The first thing that comes to mind for most people with passing game improvement is the vertical passing game. There is no doubt that Notre Dame can be better in that area and not having a Claypool or a Miles Boykin was a reason the Irish took a step back in that area with Book finishing seventh in completions with 20 air yards or more in 2019 and then dropping down to 33rd (even with several conferences playing less games).

They need to find a McKinley replacement who can increase that production.

In addition to that, they need to find ways to gain way more yards after the catch. Avery Davis finished 19th in the country in average yards after the catch. Getting him more opportunities in space would be a good start in finding more explosive plays through that avenue.

It’s critical that he’s not the only one, though. They need more players who can make a big impact with YAC whether that’s returning players or a freshman like Lorenzo Styles Jr.

All of that doesn’t necessarily mean they have to get away from running the football as much. They just need to find ways to be more explosive doing it. The 2017 Notre Dame offense is an example of how an offense can be explosive running the ball. They had 42 runs of 20 yards or more and the overall explosive play rate was 11.1.

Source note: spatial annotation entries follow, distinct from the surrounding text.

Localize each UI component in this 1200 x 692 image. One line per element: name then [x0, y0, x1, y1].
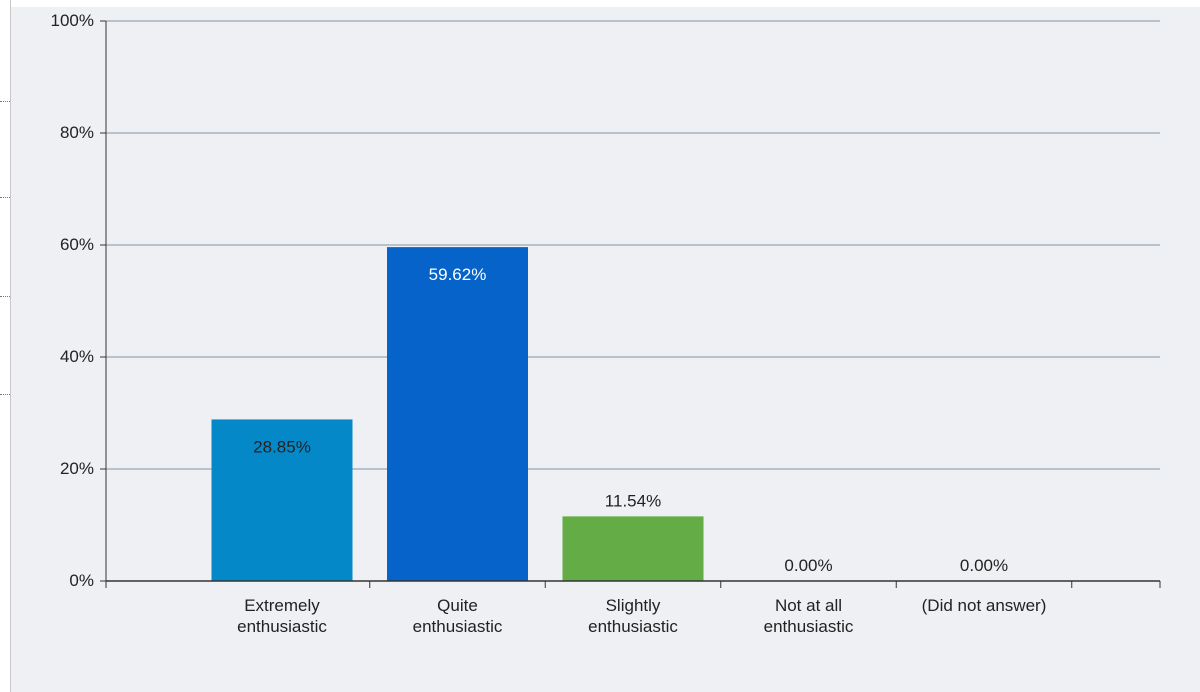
left-divider-1	[0, 101, 12, 102]
x-category-label: Extremely	[244, 596, 320, 615]
chart-background	[11, 7, 1200, 692]
x-category-label: enthusiastic	[588, 617, 678, 636]
data-label: 0.00%	[784, 556, 832, 575]
bar	[387, 247, 528, 582]
left-divider-3	[0, 296, 12, 297]
x-category-label: Quite	[437, 596, 478, 615]
bar	[211, 419, 353, 581]
y-tick-label: 60%	[60, 235, 94, 254]
data-label: 11.54%	[605, 491, 661, 510]
left-divider-4	[0, 394, 12, 395]
gridlines	[106, 20, 1160, 470]
x-axis-categories: Extremely enthusiastic Quite enthusiastic Sl…	[237, 596, 1046, 636]
data-label: 28.85%	[253, 437, 311, 456]
data-labels: 28.85% 59.62% 11.54% 0.00% 0.00%	[253, 265, 1008, 575]
left-divider-2	[0, 197, 12, 198]
data-label: 0.00%	[960, 556, 1008, 575]
y-tick-label: 40%	[60, 347, 94, 366]
data-label: 59.62%	[429, 265, 487, 284]
x-category-label: Not at all	[775, 596, 842, 615]
axes	[105, 21, 1161, 588]
y-tick-label: 100%	[51, 11, 94, 30]
left-border	[10, 0, 11, 692]
bars	[211, 247, 704, 582]
x-category-label: (Did not answer)	[922, 596, 1047, 615]
x-category-label: enthusiastic	[237, 617, 327, 636]
y-axis-ticks: 0% 20% 40% 60% 80% 100%	[51, 11, 106, 590]
y-tick-label: 80%	[60, 123, 94, 142]
x-category-label: enthusiastic	[764, 617, 854, 636]
x-category-label: Slightly	[606, 596, 661, 615]
y-tick-label: 0%	[69, 571, 94, 590]
y-tick-label: 20%	[60, 459, 94, 478]
bar	[562, 516, 704, 581]
x-category-label: enthusiastic	[413, 617, 503, 636]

Lenzy had 13 carries in 2019. That number was likely going to increase, but he only had three because of his availability. Davis would have been the guy to replace some of that, but he only had three as well. He averaged 19 yards on those three.

Finding ways for someone like him to get the ball more as a runner and getting Lenzy back involved is one way to produce more big plays running.

Utilizing play-action more is another way. Notre Dame’s only 30 yard gain in their final two games came off a bootleg where Book found Tommy Tremble for 30 yards. They need more plays like that, but for whatever reason, didn’t use a lot of play-action with the passing game.

Tommy Rees only called play-action passes on 22.8% of drop backs with Book at quarterback. That’s tied for 93rd in the country for quarterbacks with 99 or more drop backs this season. However, Book was 29th in yards per attempt off of play-action throws. His 9.3 YPA was 1.8 higher than on throws that weren’t off of play-action.

We may see more of a shift in personnel this year, but having success running the football is still going to be a foundational part of the offense for the Irish. They need to be more explosive passing the football, though, if they want to win a national championship. Rees only has to look at the last two offenses for the teams that won it all to see what he is up against.

No one stopped LSU in 2019 and no one stopped Alabama in 2020. The only way to beat them was to outscore them. Shortening the game against Alabama was a wise move given the circumstances, but it only would work if the Notre Dame offense could score at the same rate Alabama did.

If they want to do that, they need less long drives and more big plays. Offense wins championships right now. Notre Dame has to do what they can to keep up. They can continue to zag with personnel, but must get better to keep up with the others who are zigging.